Un gruppo di proteine chiamato 4E-Bps coninvolto nella formazione della memoria, sarebbe la chiave di volta per gli effetti antidepressivi della ketamina sul cervello. Questo è quanto scoperto da un team di tre scienziati canadesi.

Pubblicata su Nature, questa scoperta potrebbe portare a migliori e più sicuri trattamenti per quelle persone che soffrono di depressione.

Dal momento che il 30% dei pazienti sono resistenti agli inibitori selettivi della ricaptazione della serotonina (SSRI), gli antidepressivi più comunemente prescritti, è spesso difficile trovare un trattamento efficace.

La ketamina fu approvata per la prima volta negli anni ’70, in USA, come antidolorifico. Da allora, i ricercatori hanno sondato la possibile applicazione di questa droga in campo medico. L’anno scorso, la Food & Drug Administration l’ha infatti approvata come trattamento dei soggetti affetti da depressione maggiore.

A differenza degli altri antidepressivi, per i quali è necessario attendere settimane prima di vederne gli effetti, la ketamina ha efficacia in poche ore.

Nello studio i ricercatori hanno somministrato la ketamina ai topi per comprendere la risposta dei neuroni.

Questo è un altro ottimo esempio di come la ricerca di base, in questo caso il controllo della sintesi proteica, porti a importanti scoperte nella comprensione della malattia e nella speranza di curarla“, ha detto il coautore dello studio Nahum Sonenberg, professore del Dipartimento di Biochimica presso McGill.

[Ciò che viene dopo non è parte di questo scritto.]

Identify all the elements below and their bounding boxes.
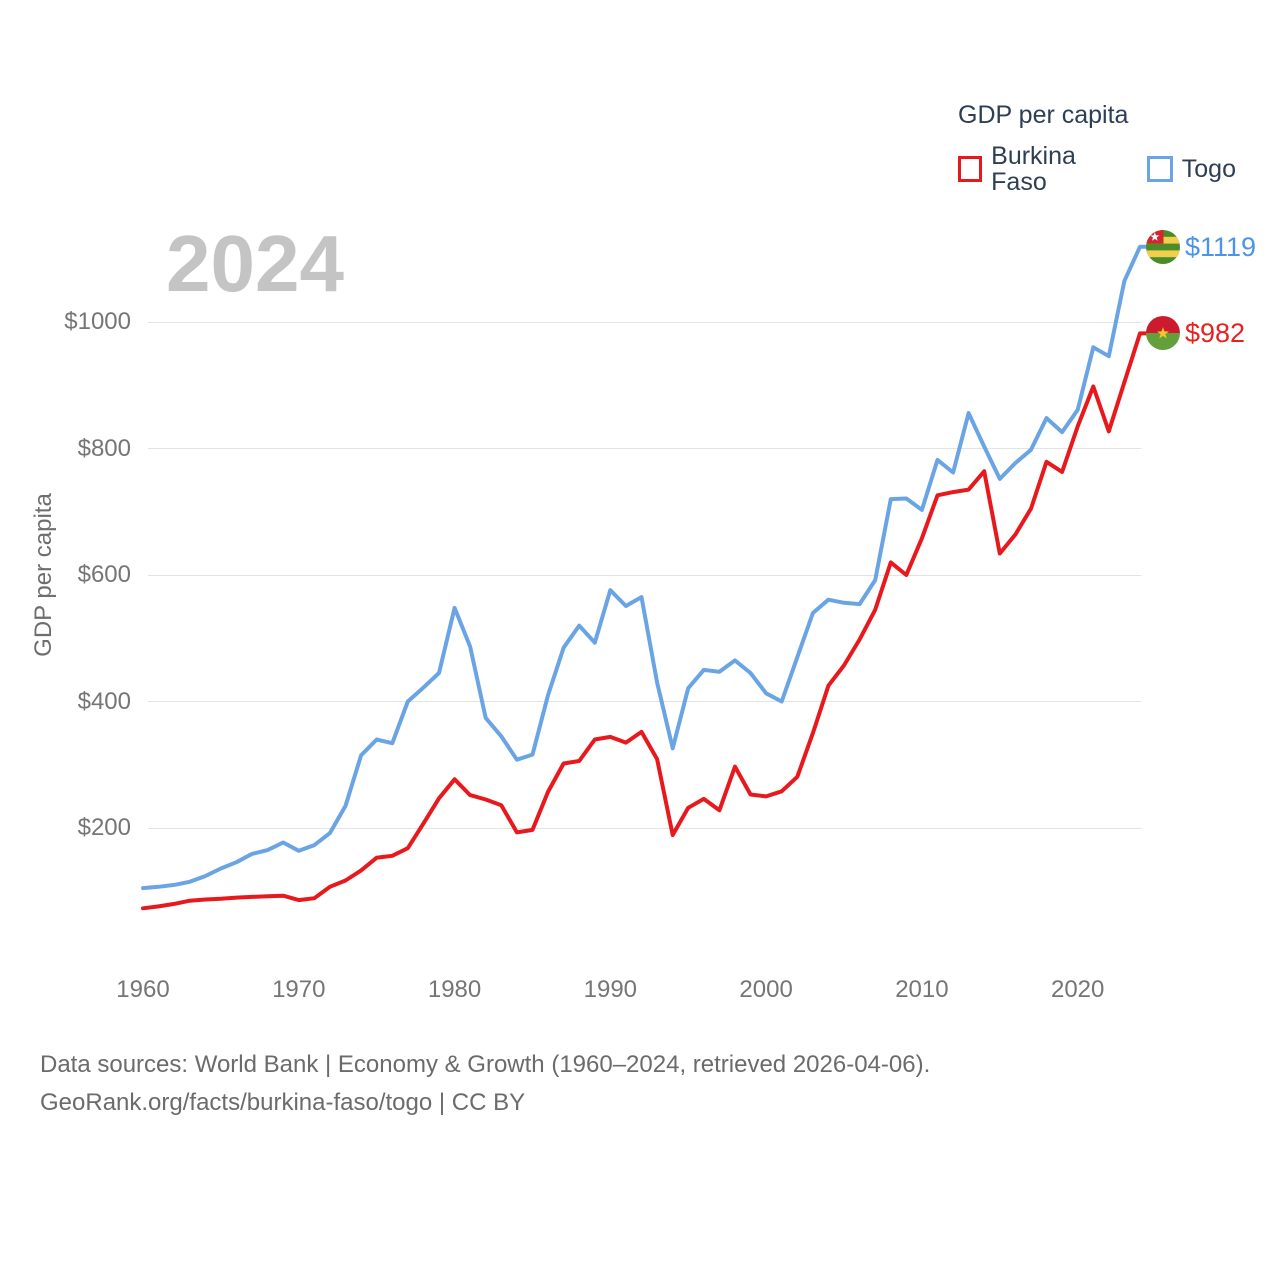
gridline bbox=[148, 701, 1141, 702]
legend-item-togo[interactable]: Togo bbox=[1146, 155, 1236, 183]
footer-line-2: GeoRank.org/facts/burkina-faso/togo | CC… bbox=[40, 1089, 526, 1116]
footer: Data sources: World Bank | Economy & Gro… bbox=[40, 1046, 930, 1122]
y-tick-label: $800 bbox=[77, 434, 131, 462]
legend-item-label: Togo bbox=[1181, 155, 1236, 183]
burkina-faso-value-label: $982 bbox=[1185, 318, 1246, 349]
legend-item-burkina-faso[interactable]: Burkina Faso bbox=[958, 143, 1125, 195]
gridline bbox=[148, 574, 1141, 576]
gridline bbox=[148, 448, 1141, 449]
x-tick-label: 2000 bbox=[739, 976, 793, 1003]
legend-items: Burkina Faso Togo bbox=[958, 143, 1258, 195]
y-tick-label: $200 bbox=[77, 814, 131, 841]
legend-title: GDP per capita bbox=[958, 101, 1129, 129]
burkina-faso-swatch-icon bbox=[958, 156, 983, 182]
x-tick-label: 2020 bbox=[1050, 976, 1105, 1003]
x-tick-label: 1990 bbox=[583, 976, 638, 1003]
gridline bbox=[148, 321, 1141, 323]
footer-line-1: Data sources: World Bank | Economy & Gro… bbox=[40, 1051, 931, 1078]
legend-item-label: Burkina Faso bbox=[991, 142, 1076, 196]
line-togo bbox=[141, 244, 1152, 891]
legend: GDP per capita Burkina Faso Togo bbox=[958, 100, 1258, 195]
line-burkina-faso bbox=[141, 331, 1152, 911]
togo-value-label: $1119 bbox=[1185, 231, 1257, 262]
y-tick-label: $1000 bbox=[64, 308, 131, 335]
burkina-faso-flag-icon bbox=[1146, 316, 1180, 351]
x-tick-label: 1980 bbox=[427, 976, 482, 1003]
gridline bbox=[148, 827, 1141, 829]
x-tick-label: 1970 bbox=[272, 976, 326, 1003]
x-tick-label: 1960 bbox=[116, 976, 170, 1003]
y-tick-label: $600 bbox=[77, 561, 131, 588]
y-tick-label: $400 bbox=[77, 687, 131, 715]
year-watermark: 2024 bbox=[166, 219, 344, 308]
x-tick-label: 2010 bbox=[895, 976, 949, 1003]
togo-flag-icon bbox=[1146, 229, 1180, 264]
togo-swatch-icon bbox=[1146, 156, 1173, 182]
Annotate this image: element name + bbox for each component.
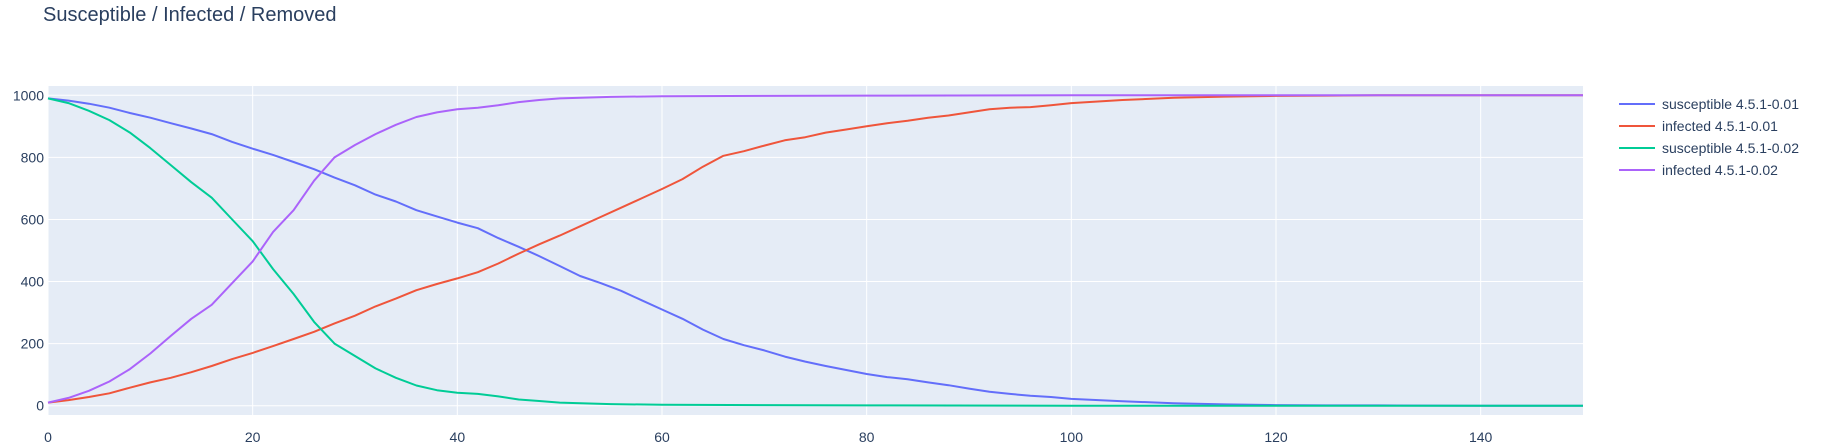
y-tick-label-0: 0 [36, 398, 44, 414]
x-tick-label-3: 60 [654, 429, 670, 443]
y-tick-label-3: 600 [21, 211, 45, 227]
legend-label-1: infected 4.5.1-0.01 [1662, 118, 1778, 134]
x-tick-label-1: 20 [245, 429, 261, 443]
series-lines [47, 94, 1583, 407]
legend-item-1[interactable]: infected 4.5.1-0.01 [1619, 118, 1778, 134]
x-tick-label-2: 40 [450, 429, 466, 443]
legend-item-3[interactable]: infected 4.5.1-0.02 [1619, 162, 1778, 178]
y-tick-label-4: 800 [21, 149, 45, 165]
x-tick-label-6: 120 [1264, 429, 1288, 443]
series-line-3 [47, 94, 1583, 404]
x-tick-label-0: 0 [44, 429, 52, 443]
legend-label-2: susceptible 4.5.1-0.02 [1662, 140, 1799, 156]
x-axis-ticks: 0 20 40 60 80 100 120 140 [44, 429, 1492, 443]
y-tick-label-2: 400 [21, 274, 45, 290]
legend-item-2[interactable]: susceptible 4.5.1-0.02 [1619, 140, 1799, 156]
x-tick-label-4: 80 [859, 429, 875, 443]
chart-title: Susceptible / Infected / Removed [43, 4, 337, 26]
plot-area [48, 86, 1583, 415]
legend-label-0: susceptible 4.5.1-0.01 [1662, 96, 1799, 112]
legend[interactable]: susceptible 4.5.1-0.01 infected 4.5.1-0.0… [1619, 96, 1799, 178]
series-line-0 [47, 97, 1583, 407]
series-line-2 [47, 97, 1583, 407]
legend-label-3: infected 4.5.1-0.02 [1662, 162, 1778, 178]
y-tick-label-5: 1000 [13, 87, 44, 103]
y-tick-label-1: 200 [21, 336, 45, 352]
legend-item-0[interactable]: susceptible 4.5.1-0.01 [1619, 96, 1799, 112]
x-tick-label-5: 100 [1060, 429, 1084, 443]
y-axis-ticks: 0 200 400 600 800 1000 [13, 87, 44, 413]
x-tick-label-7: 140 [1469, 429, 1493, 443]
series-line-1 [47, 94, 1583, 404]
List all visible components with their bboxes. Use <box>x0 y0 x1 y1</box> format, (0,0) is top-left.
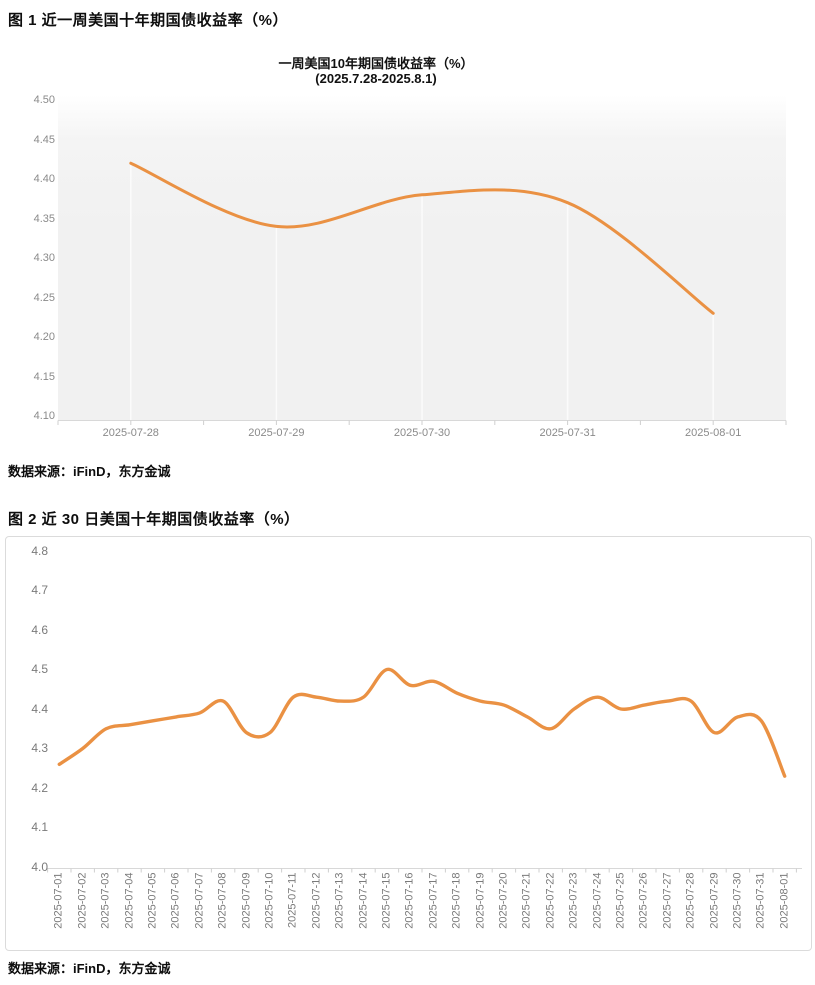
yield-line-monthly <box>57 667 787 778</box>
chart2-plot-area <box>6 537 811 950</box>
c1-x-tick-label: 2025-07-29 <box>248 427 305 439</box>
c1-y-tick-label: 4.25 <box>33 291 55 304</box>
c2-x-tick-label: 2025-07-20 <box>497 872 510 929</box>
c1-x-tick-label: 2025-07-31 <box>539 427 596 439</box>
c2-x-tick-label: 2025-07-29 <box>708 872 720 929</box>
c2-x-tick-label: 2025-07-26 <box>637 872 650 929</box>
weekly-yield-chart: 一周美国10年期国债收益率（%） (2025.7.28-2025.8.1) 4.… <box>0 46 815 446</box>
c2-x-tick-label: 2025-07-10 <box>263 872 276 929</box>
c2-x-tick-label: 2025-07-27 <box>661 872 674 929</box>
c2-x-tick-label: 2025-07-25 <box>614 872 627 929</box>
c1-x-tick-label: 2025-07-30 <box>393 427 451 439</box>
c2-y-tick-label: 4.8 <box>31 543 48 558</box>
figure2-source: 数据来源：iFinD，东方金诚 <box>8 961 171 976</box>
c2-x-tick-label: 2025-07-17 <box>427 872 440 929</box>
c2-x-tick-label: 2025-07-02 <box>76 872 89 929</box>
figure1-heading: 图 1 近一周美国十年期国债收益率（%） <box>8 12 289 29</box>
c1-y-tick-label: 4.35 <box>33 212 55 225</box>
c2-y-tick-label: 4.6 <box>31 622 48 637</box>
c2-x-tick-label: 2025-07-06 <box>169 872 182 929</box>
chart2-svg <box>47 667 802 873</box>
c2-y-tick-label: 4.7 <box>31 583 48 597</box>
c2-x-tick-label: 2025-07-05 <box>146 872 159 929</box>
c2-x-tick-label: 2025-07-07 <box>193 872 206 929</box>
c1-x-tick-label: 2025-07-28 <box>102 427 159 439</box>
c2-x-tick-label: 2025-07-28 <box>684 872 697 929</box>
chart1-plot-area <box>57 95 787 425</box>
c2-x-tick-label: 2025-07-11 <box>286 872 299 928</box>
c2-y-tick-label: 4.1 <box>31 820 48 834</box>
c2-x-tick-label: 2025-07-09 <box>240 872 252 929</box>
c1-y-tick-label: 4.15 <box>33 370 55 383</box>
c1-y-tick-label: 4.45 <box>33 133 55 146</box>
c2-y-tick-label: 4.3 <box>31 741 48 755</box>
c2-x-tick-label: 2025-08-01 <box>778 872 791 929</box>
c2-x-tick-label: 2025-07-15 <box>380 872 393 929</box>
c2-x-tick-label: 2025-07-04 <box>123 872 135 929</box>
c1-y-tick-label: 4.50 <box>33 94 55 106</box>
yield-line-weekly <box>129 161 715 315</box>
monthly-yield-chart-panel: 4.8 4.7 4.6 4.5 4.4 4.3 4.2 4.1 4.0 2025-07-01 20… <box>5 536 812 951</box>
figure1-source: 数据来源：iFinD，东方金诚 <box>8 464 171 479</box>
c2-x-tick-label: 2025-07-01 <box>52 872 65 929</box>
c1-y-tick-label: 4.10 <box>33 410 55 422</box>
c2-x-tick-label: 2025-07-18 <box>450 872 463 929</box>
c1-x-tick-label: 2025-08-01 <box>685 427 742 439</box>
c2-y-tick-label: 4.5 <box>31 662 48 676</box>
figure2-heading: 图 2 近 30 日美国十年期国债收益率（%） <box>8 511 300 528</box>
c2-x-tick-label: 2025-07-03 <box>99 872 112 929</box>
c1-y-tick-label: 4.20 <box>33 331 55 343</box>
c2-y-tick-label: 4.2 <box>31 780 48 795</box>
c2-x-tick-label: 2025-07-23 <box>567 872 580 929</box>
c2-x-tick-label: 2025-07-22 <box>544 872 557 929</box>
c2-x-tick-label: 2025-07-08 <box>216 872 229 929</box>
c2-x-tick-label: 2025-07-12 <box>310 872 323 929</box>
c2-y-tick-label: 4.0 <box>31 859 48 874</box>
c2-y-tick-label: 4.4 <box>31 701 48 716</box>
c2-x-tick-label: 2025-07-13 <box>333 872 346 929</box>
chart1-svg <box>57 161 787 425</box>
c2-x-tick-label: 2025-07-21 <box>520 872 533 929</box>
c2-x-tick-label: 2025-07-14 <box>357 872 369 929</box>
c2-x-tick-label: 2025-07-16 <box>403 872 416 929</box>
c2-x-tick-label: 2025-07-19 <box>474 872 486 929</box>
c1-y-tick-label: 4.40 <box>33 173 55 185</box>
c2-x-tick-label: 2025-07-24 <box>591 872 603 929</box>
c2-x-tick-label: 2025-07-30 <box>731 872 744 929</box>
chart1-title: 一周美国10年期国债收益率（%） <box>278 56 474 71</box>
c2-x-tick-label: 2025-07-31 <box>754 872 767 929</box>
c1-y-tick-label: 4.30 <box>33 252 55 264</box>
chart1-subtitle: (2025.7.28-2025.8.1) <box>315 71 437 86</box>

La scoperta e l’approvazione della ketamina per i pazienti resistenti al trattamento è stata considerata un importante progresso nella psichiatria moderna. Nonostante la sua promessa, la ketamina rimane una terapia tutt’altro che perfetta, perché può creare dipendenza.

I ricercatori sperano che le loro scoperte aprano la strada a terapie antidepressive migliori e più sicure per i pazienti con disturbo depressivo maggiore.

“Troppe decisioni continuano ad essere prese con un approccio per tentativi ed errori che può prolungare la sofferenza dei pazienti e influenzarne la qualità della vita“, ha affermato il coautore Argel Aguilar-Valles, ex ricercatore associato alla McGill e ora assistente professore alla Carleton.

La nostra scoperta ha il potenziale per avvicinarci alla ricerca di un’alternativa più sicura alla ketamina e, infine, a un approccio medico, in cui i trattamenti medici sono adattati alle caratteristiche individuali di ogni paziente“, ha detto.